General information
- Type: Loyal Wingman UCAV
- National origin: UK
- Manufacturer: BAE Systems
- Status: In Development
- Primary user: Royal Air Force (potentially)
- Number built: Prototype

= BAE Systems Brontanax =

Prototype British military drone

Brontanax is a British loyal wingman drone designed and built by BAE Systems. The aircraft is designed to operate alongside manned combat aircraft to offer them additional electronic warfare and strike capabilities. It was unveiled to the public in July 2026 at the Farnborough International Airshow and has been selected by the Royal Air Force as an operational concept demonstrator for its StormFighter programme. With a prototype already assembled, Brontanax represents the first CCA to be built in the UK, with a production line to be set up and a first flight planned for 2027.

==Development==
Following its concept stage in 2022, Brontanax was developed in a self-funded endeavour by BAE Systems' FalconWorks division, involving over 500 employees and 75 suppliers across the United Kingdom. It was specifically designed to meet the RAF's needs, although it will also be offered to overseas customers. During its development, BAE Systems drew upon 25-years worth of technology and expertise from its previous drone projects, such as Corax, Herti, Mantis and, particularly, Taranis. In February 2024, a subscale model of the drone was displayed at the World Defense Show in Saudi Arabia, while a full-scale, pre-series, and pre-production prototype was assembled at BAE Systems' plant in Warton, Lancashire. In July 2026, the prototype was officially unveiled at the Farnborough International Airshow.

==Design==
Brontanax is an unmanned combat aerial vehicle (UCAV) designed around the concept of manned-unmanned teaming. It is designed to fly alongside manned combat aircraft as a "loyal wingman", providing them additional strike and electronic warfare capabilities, as well as enhanced information-gathering and survivability. The aircraft is remotely-controlled by a pilot in one of the accompanying manned aircraft or by a mission commander at range, although it is also capable of operating autonomously. Designed with affordability in mind, Brontanax is designed to offer a more cost-effective option than a manned combat aircraft but with around 70-80% of the same capabilities. The aircraft is of a similar size to a BAE Systems Hawk, with a maximum take-off weight of over 5 tonnes, and is equipped with internal weapons bays large enough to carry any weapon currently in the RAF inventory. The prototype uses an American Williams International engine but production versions may use an Orpheus engine provided by Rolls Royce.

==History==
===United Kingdom===
The Royal Air Force has studied unmanned collaborative combat aircraft since at least 2015, culminating in the launch of the Lightweight Affordable Novel Combat Aircraft (LANCA) programme in 2019. For this programme, the Ministry of Defence (MOD) awarded a contract to Spirit AeroSystems to design and build a flyable technology demonstrator, known as Mosquito, but this effort was cancelled in 2022 due to costs.
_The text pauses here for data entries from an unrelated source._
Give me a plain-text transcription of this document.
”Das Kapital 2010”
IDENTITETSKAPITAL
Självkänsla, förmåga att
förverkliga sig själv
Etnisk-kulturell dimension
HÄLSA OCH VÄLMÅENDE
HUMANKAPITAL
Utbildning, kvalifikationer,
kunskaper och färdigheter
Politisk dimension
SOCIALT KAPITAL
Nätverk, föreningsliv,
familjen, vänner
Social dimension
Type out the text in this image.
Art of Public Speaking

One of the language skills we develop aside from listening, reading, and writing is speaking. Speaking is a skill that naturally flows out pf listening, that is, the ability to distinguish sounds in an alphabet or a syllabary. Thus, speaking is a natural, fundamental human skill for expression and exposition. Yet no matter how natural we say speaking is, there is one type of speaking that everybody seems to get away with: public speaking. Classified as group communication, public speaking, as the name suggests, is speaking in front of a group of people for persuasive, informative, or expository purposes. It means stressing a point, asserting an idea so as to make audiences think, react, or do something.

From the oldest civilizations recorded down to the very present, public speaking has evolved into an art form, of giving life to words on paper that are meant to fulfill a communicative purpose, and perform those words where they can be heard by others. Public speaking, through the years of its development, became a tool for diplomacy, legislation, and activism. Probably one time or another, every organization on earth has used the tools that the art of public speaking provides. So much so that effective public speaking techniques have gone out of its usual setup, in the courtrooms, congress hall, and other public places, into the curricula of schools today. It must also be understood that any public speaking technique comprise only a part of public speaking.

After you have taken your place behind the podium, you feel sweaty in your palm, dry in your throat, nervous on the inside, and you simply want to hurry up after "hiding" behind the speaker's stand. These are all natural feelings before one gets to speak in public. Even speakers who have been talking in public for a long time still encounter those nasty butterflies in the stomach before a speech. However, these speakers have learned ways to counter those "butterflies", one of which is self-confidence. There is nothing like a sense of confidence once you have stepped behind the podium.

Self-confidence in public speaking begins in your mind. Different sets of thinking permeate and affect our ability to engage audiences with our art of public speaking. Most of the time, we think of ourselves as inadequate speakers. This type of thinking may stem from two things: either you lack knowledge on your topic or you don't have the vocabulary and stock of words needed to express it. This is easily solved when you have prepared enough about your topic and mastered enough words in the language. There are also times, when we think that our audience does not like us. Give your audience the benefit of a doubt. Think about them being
In 2026, the British government's Strategic Defence Review outlined a continued need for a CCA and its subsequent Defence Investment Plan allocated £300 million towards its acquisition. On 16 July 2026, the StormFighter programme was announced, with the MOD selecting Brontanax as its operational concept demonstrator. Designed and built in the UK, Brontanax offers the UK a fully sovereign option, unlike competing options from overseas, and is the first and only British CCA that has been built. The drone will be flight tested alongside a Eurofighter Typhoon aircraft by the end of 2027 during Exercise Steadfast Defender. Its introduction into service is part of the RAF's efforts to become the first "sixth-generation air force" in Europe, flying alongside Typhoon, Lightning and, later, Tempest combat aircraft.

The Royal Navy has undertaken its own studies into large fixed-wing drones operating from its two s, under Project Vixen. According to BAE Systems, a modified Brontanax could fulfill this need as extensive simulation and integration analysis has confirmed it is carrier-capable, without the need of a catapult.